Sybil Wettasinghe – the internationally recognised writer/ illustrator of children’s books – spoke almost with disbelief of the grand reception she got in Tokyo recently where she received the prestigious Nikkei Asia Prize 2012 for Culture.
“To have been selected from so many countries in Asia was indeed a wonderful feeling. And the ceremony itself was so impressive – something I had not experienced before,” she said.
Sybil has been the recipient of many an award but they were all in recognition of her artistic and literary talent. This was different. The scope was much wider and she was selected out of a number of nominees from several Asian countries. She was being awarded the prize in recognition of her “magnificent contribution to enrich people’s lives in the region.”
|Sybil receiving her award
“Her works, which draw upon Sri Lanka’s cultural diversity and natural beauty, have been translated into numerous languages and are loved by children around the world” was how she was introduced at the award presentation. She was identified as “a Sri Lankan writer and illustrator of children’s books.”
The Nikkei Asia Prize, awarded annually recognizes the achievements of individuals and organizations that have improved the lives of people in Asia. The Prize has been created and sponsored by Nikkei Inc., the publisher of Japan’s leading newspaper in the field of business, economy and culture.
The Prizes are awarded in three categories – Regional growth, Science, Technology & Innovation, and Culture. The other winners this year were Chinese environmental activist Yang Yong and Taiwanese biochemist Chi-Huey Wong. This was the 17th year and the first time a Sri Lankan was honoured.
In her acceptance speech, Sybil said that she is an octogenarian who is a child at heart. “I have five grandchildren of my own. I consider all the world’s children as my own. I love them all. Children are the spice of my life.”
“This distinguished honour and prestige that I receive today should naturally go to my country and all the children out there who love me dearly through the picture books I have created for the last 56 years and still keep creating,” she added.
Responding to Sybil’s comment, Nikkei Inc. President & CEO Tsuneo Kita has written to her that while her presence “bestowed a magical atmosphere” at the event, they were deeply moved by her affection for children. “To us awarding the prize to a Sri Lankan for the first time was a historic moment and we sincerely wish that it will further enhance interest in your country’s rich heritage and culture,” he said.
Calling herself “a self-taught artist”, Sybil recalled how she spent her childhood among the luscious green haven of trees and foliage mixing with the simple rural country folk. “The background to all my books is this magnificent old world setting.
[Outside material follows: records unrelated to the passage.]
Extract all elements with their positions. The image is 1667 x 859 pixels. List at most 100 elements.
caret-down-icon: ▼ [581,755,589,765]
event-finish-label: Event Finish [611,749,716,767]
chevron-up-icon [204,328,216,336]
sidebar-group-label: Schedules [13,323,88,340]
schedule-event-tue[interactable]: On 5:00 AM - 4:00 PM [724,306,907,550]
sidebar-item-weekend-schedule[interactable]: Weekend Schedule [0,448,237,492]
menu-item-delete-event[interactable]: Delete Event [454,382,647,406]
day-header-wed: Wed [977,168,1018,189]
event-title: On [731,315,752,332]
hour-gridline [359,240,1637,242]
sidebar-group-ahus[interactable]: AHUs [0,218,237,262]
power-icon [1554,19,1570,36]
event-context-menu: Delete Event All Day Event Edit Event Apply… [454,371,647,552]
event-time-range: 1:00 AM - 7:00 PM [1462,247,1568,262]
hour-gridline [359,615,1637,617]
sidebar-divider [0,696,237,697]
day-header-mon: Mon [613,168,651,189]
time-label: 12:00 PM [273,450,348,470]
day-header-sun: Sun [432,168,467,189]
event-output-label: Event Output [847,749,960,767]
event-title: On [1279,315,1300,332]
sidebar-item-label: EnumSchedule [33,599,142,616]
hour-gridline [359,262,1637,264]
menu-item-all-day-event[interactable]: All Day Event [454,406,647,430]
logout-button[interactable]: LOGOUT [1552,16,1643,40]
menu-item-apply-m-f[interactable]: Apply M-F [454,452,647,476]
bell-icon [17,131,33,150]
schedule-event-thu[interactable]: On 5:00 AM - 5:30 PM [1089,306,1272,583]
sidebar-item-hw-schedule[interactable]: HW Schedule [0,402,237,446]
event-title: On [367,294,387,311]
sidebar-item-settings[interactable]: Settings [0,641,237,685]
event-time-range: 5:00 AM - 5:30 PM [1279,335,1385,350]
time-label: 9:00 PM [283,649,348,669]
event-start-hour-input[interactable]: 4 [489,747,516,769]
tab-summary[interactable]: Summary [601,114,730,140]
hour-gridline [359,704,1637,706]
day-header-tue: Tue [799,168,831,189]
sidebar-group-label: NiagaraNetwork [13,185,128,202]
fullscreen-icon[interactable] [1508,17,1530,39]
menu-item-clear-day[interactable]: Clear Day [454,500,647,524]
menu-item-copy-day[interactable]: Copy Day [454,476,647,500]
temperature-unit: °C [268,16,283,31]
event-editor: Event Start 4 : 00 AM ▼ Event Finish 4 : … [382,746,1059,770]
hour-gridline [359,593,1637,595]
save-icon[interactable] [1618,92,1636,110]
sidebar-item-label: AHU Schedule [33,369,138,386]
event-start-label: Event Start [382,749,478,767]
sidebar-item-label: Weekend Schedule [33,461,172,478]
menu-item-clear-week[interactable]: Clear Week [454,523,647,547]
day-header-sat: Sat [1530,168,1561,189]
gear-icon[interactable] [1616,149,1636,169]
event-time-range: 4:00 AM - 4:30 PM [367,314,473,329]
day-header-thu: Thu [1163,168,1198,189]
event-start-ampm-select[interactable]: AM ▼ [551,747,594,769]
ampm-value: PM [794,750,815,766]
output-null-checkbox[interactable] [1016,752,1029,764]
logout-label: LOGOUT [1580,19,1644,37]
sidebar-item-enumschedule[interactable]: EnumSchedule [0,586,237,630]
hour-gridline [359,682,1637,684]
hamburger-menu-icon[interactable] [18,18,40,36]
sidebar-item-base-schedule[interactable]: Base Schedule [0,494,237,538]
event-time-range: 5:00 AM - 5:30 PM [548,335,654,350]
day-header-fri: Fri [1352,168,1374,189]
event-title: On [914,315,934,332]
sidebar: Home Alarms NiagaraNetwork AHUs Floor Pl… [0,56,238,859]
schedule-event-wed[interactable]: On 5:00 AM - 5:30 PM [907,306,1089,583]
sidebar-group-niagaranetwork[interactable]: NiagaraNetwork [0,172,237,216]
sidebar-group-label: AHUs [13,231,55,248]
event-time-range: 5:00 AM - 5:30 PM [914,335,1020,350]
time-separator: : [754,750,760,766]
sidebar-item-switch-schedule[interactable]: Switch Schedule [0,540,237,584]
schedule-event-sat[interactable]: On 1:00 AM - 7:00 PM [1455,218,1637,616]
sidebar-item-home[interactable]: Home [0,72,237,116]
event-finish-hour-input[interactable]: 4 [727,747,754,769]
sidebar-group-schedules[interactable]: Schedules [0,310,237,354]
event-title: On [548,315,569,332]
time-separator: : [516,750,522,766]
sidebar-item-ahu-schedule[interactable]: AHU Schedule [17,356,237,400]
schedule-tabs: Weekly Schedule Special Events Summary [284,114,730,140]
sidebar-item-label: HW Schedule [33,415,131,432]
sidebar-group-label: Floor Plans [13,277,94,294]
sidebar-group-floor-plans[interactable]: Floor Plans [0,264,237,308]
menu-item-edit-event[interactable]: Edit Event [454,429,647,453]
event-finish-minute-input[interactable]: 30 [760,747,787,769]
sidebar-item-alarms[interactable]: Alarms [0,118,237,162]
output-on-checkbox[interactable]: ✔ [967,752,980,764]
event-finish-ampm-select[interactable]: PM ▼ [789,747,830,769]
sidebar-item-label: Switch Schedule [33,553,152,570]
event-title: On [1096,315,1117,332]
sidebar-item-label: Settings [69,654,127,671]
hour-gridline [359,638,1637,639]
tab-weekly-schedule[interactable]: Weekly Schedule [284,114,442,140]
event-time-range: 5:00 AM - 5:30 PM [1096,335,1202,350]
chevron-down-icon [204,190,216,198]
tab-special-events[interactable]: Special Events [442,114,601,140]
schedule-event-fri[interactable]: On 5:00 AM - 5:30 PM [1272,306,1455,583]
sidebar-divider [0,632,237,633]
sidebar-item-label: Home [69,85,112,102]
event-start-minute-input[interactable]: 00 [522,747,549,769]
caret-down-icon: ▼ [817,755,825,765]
In that gloriously charming countryside my childhood was magnificently enchanting.”
The winner of the Prize for Regional Growth, Yang Yong had studied ecosystems and water quality along China’s Yangtse River for over 20 years working towards strengthening environmental conservation in the country. Among the previous winners of this prize were India’s Dr Manmohan Singh (1997) and Bangladesh’s Dr Muhammad Yunus, Managing Director of Grameen Bank (2004).